The code below (which I assume is C++) waits for a coherent set of frames.
rs2::frameset frames = pipe.wait_for_frames();
rs2::frame frame = frames.first(RS2_STREAM_DEPTH);
frame.get_data(); // Pointer to depth pixels,
// invalidated when last copy of frame goes out of scope
thank you. The code you provided seems to behave in the same way
frame = pipeline.wait_for_frames()
does. I still get the same offset.
I currently grab a single frame from a different camera (not an Intel product) and then
run the code you provided. The frame I get from my other camera lags behind the
D415 frame set by around 100ms. I would assume this to be impossible if the
code waits for a new set of frames?
It sounds like your project would benefit from hardware sync, where the 400 Series camera can have its timestamp synced with a non-Intel sensor that is attached to the camera via a cable. The 400 Series cameras have something called GPIO pins that can be used for this. Intel wrote a white paper recently about creating a multi-camera setup.

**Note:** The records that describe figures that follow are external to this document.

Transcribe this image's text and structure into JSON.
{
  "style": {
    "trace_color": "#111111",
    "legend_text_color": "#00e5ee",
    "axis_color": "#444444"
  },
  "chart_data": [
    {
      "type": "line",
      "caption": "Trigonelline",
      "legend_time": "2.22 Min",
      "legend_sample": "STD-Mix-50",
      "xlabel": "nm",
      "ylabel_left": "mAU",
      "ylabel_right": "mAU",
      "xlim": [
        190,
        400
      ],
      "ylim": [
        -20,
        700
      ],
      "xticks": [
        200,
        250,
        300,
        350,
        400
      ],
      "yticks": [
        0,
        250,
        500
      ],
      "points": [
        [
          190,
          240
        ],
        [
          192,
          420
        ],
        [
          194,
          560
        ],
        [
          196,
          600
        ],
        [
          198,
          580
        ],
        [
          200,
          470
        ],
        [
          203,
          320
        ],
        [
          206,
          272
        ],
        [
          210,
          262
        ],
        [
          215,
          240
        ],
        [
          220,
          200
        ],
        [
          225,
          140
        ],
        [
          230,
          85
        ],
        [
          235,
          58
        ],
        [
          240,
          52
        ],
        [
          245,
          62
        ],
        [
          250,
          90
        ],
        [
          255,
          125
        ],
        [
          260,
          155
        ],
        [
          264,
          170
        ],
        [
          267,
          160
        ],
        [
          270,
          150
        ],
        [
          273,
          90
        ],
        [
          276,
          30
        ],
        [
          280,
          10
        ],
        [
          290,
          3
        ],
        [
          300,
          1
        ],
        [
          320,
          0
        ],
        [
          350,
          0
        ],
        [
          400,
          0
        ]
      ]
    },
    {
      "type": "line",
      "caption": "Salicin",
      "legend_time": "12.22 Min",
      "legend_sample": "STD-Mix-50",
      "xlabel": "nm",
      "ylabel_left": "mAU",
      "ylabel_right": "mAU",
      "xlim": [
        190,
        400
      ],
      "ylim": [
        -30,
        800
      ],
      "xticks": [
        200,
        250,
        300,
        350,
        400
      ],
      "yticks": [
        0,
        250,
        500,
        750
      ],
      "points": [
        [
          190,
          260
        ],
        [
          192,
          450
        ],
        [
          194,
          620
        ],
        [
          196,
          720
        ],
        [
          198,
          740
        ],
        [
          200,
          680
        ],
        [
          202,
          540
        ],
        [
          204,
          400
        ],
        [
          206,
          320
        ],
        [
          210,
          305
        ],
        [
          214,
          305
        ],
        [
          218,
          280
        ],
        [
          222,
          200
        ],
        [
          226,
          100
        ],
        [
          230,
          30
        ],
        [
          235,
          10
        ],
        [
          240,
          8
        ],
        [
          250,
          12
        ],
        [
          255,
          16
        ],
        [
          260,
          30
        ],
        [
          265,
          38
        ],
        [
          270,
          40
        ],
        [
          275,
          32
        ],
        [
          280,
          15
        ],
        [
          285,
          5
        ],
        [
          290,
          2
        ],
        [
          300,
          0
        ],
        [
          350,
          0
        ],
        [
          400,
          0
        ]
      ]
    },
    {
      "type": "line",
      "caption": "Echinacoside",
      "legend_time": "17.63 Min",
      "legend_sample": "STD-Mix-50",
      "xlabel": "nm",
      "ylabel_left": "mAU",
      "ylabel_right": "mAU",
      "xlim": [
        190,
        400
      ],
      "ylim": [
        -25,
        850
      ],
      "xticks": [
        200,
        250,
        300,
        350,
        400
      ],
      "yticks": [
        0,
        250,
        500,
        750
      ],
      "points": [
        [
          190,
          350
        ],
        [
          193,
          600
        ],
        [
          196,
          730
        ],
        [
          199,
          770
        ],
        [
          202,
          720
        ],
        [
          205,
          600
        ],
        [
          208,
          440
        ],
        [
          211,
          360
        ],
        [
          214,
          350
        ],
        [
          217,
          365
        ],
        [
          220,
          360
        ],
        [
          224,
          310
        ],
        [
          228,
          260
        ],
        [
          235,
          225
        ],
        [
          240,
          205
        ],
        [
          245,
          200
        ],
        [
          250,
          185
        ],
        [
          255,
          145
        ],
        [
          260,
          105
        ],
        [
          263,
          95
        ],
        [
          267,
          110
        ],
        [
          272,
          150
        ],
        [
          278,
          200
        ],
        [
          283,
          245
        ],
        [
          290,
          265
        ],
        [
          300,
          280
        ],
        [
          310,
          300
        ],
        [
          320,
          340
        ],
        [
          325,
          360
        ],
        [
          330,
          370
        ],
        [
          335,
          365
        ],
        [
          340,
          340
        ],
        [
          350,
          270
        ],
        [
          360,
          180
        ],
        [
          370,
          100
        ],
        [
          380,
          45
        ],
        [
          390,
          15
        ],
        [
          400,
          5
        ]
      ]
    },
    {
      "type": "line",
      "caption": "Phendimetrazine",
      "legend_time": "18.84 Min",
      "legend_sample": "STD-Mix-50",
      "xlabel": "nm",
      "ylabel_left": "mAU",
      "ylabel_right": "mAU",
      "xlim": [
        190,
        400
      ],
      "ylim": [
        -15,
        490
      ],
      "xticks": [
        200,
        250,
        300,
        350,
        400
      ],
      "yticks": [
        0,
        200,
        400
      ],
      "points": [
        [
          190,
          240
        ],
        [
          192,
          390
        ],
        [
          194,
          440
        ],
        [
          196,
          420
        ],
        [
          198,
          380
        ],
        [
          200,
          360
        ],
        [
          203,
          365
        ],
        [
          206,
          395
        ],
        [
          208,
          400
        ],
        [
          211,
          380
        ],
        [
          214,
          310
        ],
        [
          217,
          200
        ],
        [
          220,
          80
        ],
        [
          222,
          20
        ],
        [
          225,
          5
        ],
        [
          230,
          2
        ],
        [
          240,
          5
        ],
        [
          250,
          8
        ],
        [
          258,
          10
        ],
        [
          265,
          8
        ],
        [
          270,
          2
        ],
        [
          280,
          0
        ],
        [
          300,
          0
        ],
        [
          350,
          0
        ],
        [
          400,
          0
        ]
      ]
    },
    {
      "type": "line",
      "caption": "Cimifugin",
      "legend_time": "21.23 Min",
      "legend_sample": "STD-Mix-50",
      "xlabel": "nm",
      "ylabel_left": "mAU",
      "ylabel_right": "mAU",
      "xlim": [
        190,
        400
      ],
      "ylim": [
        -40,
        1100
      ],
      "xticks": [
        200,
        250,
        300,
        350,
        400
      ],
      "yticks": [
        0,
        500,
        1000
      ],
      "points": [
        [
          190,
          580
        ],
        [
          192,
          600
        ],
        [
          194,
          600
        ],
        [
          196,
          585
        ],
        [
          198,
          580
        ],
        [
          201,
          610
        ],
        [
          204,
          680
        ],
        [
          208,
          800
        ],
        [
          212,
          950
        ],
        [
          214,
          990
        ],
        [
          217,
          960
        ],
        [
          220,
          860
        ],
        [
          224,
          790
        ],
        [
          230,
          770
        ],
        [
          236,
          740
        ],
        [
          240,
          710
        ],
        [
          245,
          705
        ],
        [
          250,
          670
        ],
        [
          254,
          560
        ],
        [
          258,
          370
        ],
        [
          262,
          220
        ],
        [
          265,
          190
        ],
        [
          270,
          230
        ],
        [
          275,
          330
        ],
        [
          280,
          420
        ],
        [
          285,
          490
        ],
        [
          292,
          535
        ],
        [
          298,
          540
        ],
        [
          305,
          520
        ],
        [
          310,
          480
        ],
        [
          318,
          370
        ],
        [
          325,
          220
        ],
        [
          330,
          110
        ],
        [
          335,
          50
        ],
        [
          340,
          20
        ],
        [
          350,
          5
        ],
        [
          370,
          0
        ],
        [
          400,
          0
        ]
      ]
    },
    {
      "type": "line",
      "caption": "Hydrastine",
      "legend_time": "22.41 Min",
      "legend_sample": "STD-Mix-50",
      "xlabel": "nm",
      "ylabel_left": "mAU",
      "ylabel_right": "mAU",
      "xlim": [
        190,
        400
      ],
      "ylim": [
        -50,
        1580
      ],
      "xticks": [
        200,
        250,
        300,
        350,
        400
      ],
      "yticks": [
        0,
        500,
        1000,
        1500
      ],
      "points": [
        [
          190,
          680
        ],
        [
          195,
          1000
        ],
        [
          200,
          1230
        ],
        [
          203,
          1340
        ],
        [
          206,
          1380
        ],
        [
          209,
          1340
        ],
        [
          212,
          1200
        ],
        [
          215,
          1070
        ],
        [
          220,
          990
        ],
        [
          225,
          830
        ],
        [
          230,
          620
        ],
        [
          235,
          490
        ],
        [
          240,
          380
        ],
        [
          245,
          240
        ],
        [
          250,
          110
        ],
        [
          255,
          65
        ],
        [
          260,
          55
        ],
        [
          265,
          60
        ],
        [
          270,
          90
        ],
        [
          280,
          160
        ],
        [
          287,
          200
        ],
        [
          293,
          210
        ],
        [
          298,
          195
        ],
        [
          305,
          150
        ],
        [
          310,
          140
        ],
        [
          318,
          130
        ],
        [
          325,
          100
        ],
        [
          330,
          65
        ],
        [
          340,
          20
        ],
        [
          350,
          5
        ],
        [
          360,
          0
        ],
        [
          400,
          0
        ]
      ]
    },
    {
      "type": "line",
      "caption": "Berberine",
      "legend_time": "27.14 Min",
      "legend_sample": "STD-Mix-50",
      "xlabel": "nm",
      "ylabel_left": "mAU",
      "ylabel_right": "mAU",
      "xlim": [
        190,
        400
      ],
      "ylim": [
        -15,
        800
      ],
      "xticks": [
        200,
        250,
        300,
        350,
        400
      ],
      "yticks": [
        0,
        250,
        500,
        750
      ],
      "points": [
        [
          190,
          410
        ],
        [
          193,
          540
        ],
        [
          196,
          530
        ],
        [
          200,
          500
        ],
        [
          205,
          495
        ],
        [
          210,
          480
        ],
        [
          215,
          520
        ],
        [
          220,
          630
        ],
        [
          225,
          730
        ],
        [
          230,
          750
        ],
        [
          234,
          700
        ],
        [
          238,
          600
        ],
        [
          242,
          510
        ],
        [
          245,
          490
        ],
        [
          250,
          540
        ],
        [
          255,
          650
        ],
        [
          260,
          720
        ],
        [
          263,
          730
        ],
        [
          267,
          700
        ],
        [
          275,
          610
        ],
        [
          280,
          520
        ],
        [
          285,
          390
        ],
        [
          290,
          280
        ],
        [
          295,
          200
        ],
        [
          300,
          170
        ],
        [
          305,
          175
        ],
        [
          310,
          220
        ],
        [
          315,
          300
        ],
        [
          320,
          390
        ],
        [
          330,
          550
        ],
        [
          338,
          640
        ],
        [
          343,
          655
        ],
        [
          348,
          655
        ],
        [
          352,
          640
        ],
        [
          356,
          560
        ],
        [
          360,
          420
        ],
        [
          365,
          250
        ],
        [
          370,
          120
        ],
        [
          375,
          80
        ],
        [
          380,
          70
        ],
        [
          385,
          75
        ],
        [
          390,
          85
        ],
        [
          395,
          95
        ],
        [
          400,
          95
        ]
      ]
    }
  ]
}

The paper says: "Multiple cameras can be connected to a PC and will be able to stream independent data. The cameras operate in the “Default” mode and will stream asynchronously. However, if it is desired to hardware synchronize (e.g. HW sync) them so they capture at exactly the same time and rate, the cameras will need to be connected via sync cables, and will need to be configured in software to have a single master (or an externally generated sync signal) and multiple slaves. The connector port can be found on the cameras as shown below, and a cable will need to be assembled"
Here is the link to the white paper:
Intel are still working on adding hardware sync support, with a release estimate for this feature of around Q2 2018 (sometime between now and June 2018).